I walk in my apartment, kick my shoes under the dining room table, haphazardly hang up my coat with scarf still dangling around the collar, then toss my hat in the basket designated for such winter items; a far cry from the behavior of Lady Mary of “Downton Abbey.”
“I’m going upstairs to take off my hat,” she announced recently to her family with the gravitas that Mr. Carson announces that dinner is served.
Such care. Such ceremony. Such a time suck.
Even though we all know that her lady’s maid, Anna, will actually do the putting away of the accessory, Mary’s work isn’t done simply because her cloche has left her head. There’s a whole routine: before she put the hat on, her hair had to be done just so, for the hat to lay properly. Upon removal, her hat hair would need to be restyled.
I, as well as many I know, have had a good laugh at the Crawley’s eldest daughter’s life revolving around a sartorial item, until I had a flashback to NYC circa 1985, when Ann Taylor’s inventory included suede, ballet flats in six jewel-tone colors.
The store was up the block from my ad agency where it seemed that virtually every female employee had these shoes. Even though I earned slave wages at my entry-level copywriter job, I would not be denied.
My royal blue slip-ons were ninety-eight dollars. In comparison to today’s footwear prices that are nonchalantly quoted in the three and four figures, a pair of kicks priced less than a hundred bucks seems like they should’ve been sold at Payless; yet at the time they were rather expensive, at least in my book (pocketbook, that is).
I had to be vigilant about caring for them, since I couldn’t just waltz into AT and buy new ones. I vowed my treasured acquisition would never touch the pavement.
So, I did the obvious, wearing my Reeboks to and from the office. I feared though that being jostled around in my bag in transit might damage the delicate material, hence the shoes had an overnight place in my bottom desk drawer from Monday to Friday. During the workday, they theoretically would only slide across the blue patterned carpeting. However, as was part of the job, I might have to go to an off-site client meeting, an editing facility or recording session.

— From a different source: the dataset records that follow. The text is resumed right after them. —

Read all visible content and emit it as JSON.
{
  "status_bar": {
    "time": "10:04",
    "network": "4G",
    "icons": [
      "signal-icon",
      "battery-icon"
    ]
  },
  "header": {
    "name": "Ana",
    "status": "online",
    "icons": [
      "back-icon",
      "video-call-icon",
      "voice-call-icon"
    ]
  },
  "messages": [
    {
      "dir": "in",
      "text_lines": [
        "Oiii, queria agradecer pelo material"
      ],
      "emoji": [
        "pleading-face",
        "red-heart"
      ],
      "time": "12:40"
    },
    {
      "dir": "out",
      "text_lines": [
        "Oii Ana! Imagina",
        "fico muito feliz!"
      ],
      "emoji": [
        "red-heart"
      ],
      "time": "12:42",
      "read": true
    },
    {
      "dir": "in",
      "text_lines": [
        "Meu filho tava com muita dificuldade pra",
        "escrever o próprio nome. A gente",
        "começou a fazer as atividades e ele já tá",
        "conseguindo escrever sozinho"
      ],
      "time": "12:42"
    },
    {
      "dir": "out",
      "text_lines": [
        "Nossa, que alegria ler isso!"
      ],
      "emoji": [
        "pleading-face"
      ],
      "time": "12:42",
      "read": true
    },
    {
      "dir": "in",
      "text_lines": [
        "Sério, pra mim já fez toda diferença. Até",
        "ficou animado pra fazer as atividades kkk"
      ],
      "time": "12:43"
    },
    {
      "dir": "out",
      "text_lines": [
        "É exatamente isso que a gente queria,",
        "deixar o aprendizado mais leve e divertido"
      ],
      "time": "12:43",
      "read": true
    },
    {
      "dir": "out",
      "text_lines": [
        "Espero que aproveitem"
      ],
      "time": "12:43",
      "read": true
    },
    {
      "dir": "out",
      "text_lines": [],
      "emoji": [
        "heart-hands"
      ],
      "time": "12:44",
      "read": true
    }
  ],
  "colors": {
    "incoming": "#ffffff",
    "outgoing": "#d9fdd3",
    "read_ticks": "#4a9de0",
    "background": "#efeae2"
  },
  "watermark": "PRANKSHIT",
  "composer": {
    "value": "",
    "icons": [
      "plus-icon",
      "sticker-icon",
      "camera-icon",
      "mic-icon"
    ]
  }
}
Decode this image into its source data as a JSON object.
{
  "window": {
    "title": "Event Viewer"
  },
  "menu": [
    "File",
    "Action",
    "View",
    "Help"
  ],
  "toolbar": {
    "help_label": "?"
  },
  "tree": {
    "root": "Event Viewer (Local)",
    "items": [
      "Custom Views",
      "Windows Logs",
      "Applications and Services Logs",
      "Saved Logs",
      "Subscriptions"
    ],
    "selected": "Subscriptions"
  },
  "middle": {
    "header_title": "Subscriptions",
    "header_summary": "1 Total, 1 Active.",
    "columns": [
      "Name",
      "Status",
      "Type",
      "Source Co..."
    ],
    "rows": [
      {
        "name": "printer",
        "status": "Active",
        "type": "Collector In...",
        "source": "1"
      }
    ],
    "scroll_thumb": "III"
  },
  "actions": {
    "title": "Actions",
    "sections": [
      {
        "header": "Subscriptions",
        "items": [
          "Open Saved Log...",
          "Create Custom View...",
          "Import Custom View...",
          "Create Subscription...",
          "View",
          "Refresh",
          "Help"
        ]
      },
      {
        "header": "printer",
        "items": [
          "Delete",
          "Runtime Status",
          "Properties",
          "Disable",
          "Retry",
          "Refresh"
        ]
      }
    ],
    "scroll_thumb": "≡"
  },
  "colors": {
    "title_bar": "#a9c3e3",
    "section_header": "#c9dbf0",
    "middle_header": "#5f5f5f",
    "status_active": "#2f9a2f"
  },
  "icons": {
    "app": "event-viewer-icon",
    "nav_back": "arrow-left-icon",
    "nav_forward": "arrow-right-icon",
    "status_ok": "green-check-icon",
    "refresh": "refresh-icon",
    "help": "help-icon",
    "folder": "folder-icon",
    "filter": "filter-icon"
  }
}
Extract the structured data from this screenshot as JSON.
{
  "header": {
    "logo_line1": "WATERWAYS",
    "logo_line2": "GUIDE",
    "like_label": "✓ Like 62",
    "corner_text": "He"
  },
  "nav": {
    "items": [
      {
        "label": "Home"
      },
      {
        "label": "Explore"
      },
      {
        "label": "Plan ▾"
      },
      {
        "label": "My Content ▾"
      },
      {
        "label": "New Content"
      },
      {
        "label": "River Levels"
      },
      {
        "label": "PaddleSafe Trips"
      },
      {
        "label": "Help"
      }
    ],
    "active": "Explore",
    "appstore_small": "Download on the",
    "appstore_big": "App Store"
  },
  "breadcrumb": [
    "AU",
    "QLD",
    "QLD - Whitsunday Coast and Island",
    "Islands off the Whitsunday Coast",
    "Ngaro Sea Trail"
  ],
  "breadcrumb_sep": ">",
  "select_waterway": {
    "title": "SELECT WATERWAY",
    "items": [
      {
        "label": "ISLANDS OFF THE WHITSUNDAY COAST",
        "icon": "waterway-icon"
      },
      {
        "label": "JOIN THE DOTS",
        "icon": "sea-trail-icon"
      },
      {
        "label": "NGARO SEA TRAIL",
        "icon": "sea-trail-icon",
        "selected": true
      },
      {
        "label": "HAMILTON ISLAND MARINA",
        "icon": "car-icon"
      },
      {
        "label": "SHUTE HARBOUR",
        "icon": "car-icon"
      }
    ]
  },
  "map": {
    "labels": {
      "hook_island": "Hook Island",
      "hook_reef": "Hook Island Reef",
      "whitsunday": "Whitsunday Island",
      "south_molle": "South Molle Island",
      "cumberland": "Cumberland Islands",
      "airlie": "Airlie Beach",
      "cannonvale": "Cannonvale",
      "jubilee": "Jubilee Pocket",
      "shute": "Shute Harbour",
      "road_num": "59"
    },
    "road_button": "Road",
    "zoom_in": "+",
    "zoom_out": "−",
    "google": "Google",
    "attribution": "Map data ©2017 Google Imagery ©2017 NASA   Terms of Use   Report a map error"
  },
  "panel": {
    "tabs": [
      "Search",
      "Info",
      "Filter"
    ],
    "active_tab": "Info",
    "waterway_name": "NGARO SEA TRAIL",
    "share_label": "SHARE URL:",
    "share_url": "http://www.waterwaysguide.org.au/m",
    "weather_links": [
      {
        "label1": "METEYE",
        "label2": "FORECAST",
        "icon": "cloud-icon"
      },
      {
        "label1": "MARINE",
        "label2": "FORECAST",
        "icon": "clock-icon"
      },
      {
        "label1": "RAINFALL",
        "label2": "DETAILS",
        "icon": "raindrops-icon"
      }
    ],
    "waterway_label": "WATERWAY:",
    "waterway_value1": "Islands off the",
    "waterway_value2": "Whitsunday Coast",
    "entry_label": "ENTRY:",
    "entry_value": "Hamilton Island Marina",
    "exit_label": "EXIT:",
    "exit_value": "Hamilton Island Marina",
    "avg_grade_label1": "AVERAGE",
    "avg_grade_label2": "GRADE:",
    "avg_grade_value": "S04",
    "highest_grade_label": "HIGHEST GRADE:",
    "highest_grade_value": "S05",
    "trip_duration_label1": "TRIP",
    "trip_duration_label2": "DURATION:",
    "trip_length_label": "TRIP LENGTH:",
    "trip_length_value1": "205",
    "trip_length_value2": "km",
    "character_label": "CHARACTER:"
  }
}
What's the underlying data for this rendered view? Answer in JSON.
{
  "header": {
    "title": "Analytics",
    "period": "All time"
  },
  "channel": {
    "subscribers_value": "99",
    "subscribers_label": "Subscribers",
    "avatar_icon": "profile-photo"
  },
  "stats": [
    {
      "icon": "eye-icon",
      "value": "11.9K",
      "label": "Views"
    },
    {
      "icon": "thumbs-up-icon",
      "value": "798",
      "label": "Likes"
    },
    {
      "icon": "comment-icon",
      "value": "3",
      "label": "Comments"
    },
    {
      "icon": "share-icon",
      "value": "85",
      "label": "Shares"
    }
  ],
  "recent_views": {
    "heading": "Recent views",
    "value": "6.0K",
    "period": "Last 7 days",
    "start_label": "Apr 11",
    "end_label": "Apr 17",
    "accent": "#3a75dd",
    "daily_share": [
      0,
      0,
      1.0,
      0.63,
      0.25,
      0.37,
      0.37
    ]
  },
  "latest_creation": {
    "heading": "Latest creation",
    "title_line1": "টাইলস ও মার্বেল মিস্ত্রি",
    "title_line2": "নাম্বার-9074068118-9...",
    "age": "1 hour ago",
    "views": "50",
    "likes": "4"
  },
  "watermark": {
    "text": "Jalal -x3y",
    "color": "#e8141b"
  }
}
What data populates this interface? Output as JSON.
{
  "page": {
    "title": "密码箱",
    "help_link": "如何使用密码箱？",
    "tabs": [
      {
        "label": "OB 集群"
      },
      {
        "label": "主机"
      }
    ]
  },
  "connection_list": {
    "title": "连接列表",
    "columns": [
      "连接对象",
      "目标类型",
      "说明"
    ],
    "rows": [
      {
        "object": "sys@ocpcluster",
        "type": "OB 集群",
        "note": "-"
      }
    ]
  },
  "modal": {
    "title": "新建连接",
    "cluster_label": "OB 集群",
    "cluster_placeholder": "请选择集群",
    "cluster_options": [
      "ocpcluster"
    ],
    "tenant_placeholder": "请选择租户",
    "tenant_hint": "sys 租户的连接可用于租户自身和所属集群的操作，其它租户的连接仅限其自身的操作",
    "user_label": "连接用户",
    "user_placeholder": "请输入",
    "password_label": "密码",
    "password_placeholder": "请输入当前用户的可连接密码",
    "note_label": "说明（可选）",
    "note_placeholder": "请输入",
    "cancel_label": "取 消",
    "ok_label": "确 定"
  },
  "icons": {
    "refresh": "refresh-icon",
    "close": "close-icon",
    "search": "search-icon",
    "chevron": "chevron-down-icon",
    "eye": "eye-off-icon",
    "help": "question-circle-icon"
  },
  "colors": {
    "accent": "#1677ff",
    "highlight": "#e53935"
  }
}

Of the many times that babying my feet fashion proved inconvenient, a couple stand out. I thought the head of the senior vice president management supervisor would blow off the afternoon he had to wait to get on the elevator at the client because I had to change out of my sneakers. Once, a senior copywriter had fire shooting out of her nose as she cooled her heels on Third Avenue. I had to run back upstairs to my office because I had forgotten to slip off my prized possessions before heading to a film edit.
But then I got a second job interview at an agency that would mean a bump in title and pay actual human wages. Unlike the first one that occurred in his office, the creative director wanted to have lunch, and he was bringing my potential art director with him. He suggested a restaurant that was mere steps away from where I worked. As it was so close and I wanted to make an entrance, which could not involve taking off/putting on shoes, I decided I would brave the half a block. Did I mention it was winter and their was residue snow and the mush that goes with it on the ground? I went out of my way, literally, to avoid the aforementioned. It took twenty minutes to end up across the street, but my blue suede flats were intact.
I was offered the position at the end of our meal, and was so excited I forgot all about my footwear, thinking of nothing else than my big career move.
By the time I returned to the office, the shoes were sopping. By the time I got home and took them out of my bag, the parts that had dried were stiff and a white ring had started to form around where the suede met the leather soles. No amount of brushing could save them, and even the shoemaker was no help. My nightmare had come true, sort of. Even though the shoes I’d been so meticulous about were now garbage, I was finally in a position to replace them. That is until the sales person at Ann Taylor informed me they were last season’s and never to be restocked.
I vowed that I’d never again own anything that high maintenance.
Thirty years later, I’m erring on the side of a lady’s maid.